A Volkswagen enfrenta um futuro incerto, confrontada com uma série de desafios à medida que o mercado global transita dos motores de combustão interna para alternativas mais ecológicas, como veículos elétricos e híbridos. O cenário vem causando dificuldades para a empresa especialmente na Europa e na China. Por outro lado, os investimentos da VW no Brasil vêm aumentando, assim como as vendas, o que gera a expectativa de que o país possa auxiliar no momento difícil da montadora.
A empresa anunciou nesta semana que o seu lucro no terceiro trimestre, entre julho e setembro, caiu 64%, para 1,58 bilhão de euros, face aos 4,35 bilhões de euros que ganhou um ano antes. Os números foram divulgados em meio a negociações sobre possíveis demissões em massa e cortes salariais.
O conselho de trabalhadores da empresa disse no início desta semana que a administração informou seus representantes que pretende fechar pelo menos três fábricas na Alemanha, o que resultaria na perda de dezenas de milhares de empregos.

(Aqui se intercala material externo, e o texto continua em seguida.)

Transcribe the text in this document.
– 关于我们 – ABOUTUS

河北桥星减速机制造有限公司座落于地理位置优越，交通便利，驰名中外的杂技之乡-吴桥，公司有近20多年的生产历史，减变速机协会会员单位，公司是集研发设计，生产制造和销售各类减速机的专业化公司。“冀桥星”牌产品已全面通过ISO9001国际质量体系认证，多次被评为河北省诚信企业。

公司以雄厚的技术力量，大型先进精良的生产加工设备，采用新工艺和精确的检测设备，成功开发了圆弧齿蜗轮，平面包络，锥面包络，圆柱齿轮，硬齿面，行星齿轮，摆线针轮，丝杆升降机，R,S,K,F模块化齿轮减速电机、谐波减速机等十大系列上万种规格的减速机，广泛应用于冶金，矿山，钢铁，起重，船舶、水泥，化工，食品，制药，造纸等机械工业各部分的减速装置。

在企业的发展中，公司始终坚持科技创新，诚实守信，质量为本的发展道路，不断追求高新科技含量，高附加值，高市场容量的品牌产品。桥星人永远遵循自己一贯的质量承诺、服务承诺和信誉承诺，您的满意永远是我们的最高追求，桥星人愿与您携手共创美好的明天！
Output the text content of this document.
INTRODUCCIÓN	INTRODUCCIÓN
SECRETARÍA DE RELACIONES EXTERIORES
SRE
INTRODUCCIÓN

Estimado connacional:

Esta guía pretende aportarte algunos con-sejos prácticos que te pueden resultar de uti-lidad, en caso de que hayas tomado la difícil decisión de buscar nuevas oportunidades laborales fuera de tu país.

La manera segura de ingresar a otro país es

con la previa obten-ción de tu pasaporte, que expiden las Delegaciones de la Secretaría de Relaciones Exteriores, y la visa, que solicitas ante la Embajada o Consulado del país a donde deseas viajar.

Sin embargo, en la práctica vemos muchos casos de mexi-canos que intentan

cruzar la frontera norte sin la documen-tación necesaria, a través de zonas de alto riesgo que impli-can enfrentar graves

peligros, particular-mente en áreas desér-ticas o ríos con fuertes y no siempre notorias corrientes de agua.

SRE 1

Os chefes da VW dizem que o ambiente geral do mercado é "desafiador" e que há uma "necessidade urgente de reduções significativas de custos e de ganhos de eficiência".
A empresa, que até agora não detalhou publicamente os seus planos, cita uma série de razões para as suas dificuldades, que vão desde o enfraquecimento da demanda pelos seus veículos nos principais mercados e uma maior concorrência dos fabricantes chineses de elétricos até aos elevados custos de mão-de-obra e energia na Alemanha.
Nos primeiros nove meses deste ano, as vendas da VW caíram 1,6% no mercado interno alemão e despencaram 10,2% na China, país que tem sido fundamental para a solidez financeira da empresa nos últimos anos.
Aposta no Brasil
Embora a VW enfrente uma grave crise nos seus principais mercados europeus e asiáticos, a montadora continua registrando crescimento em regiões como a América do Norte e a América do Sul. No Brasil, a Volkswagen informou no início deste mês que suas vendas cresceram 19,1%.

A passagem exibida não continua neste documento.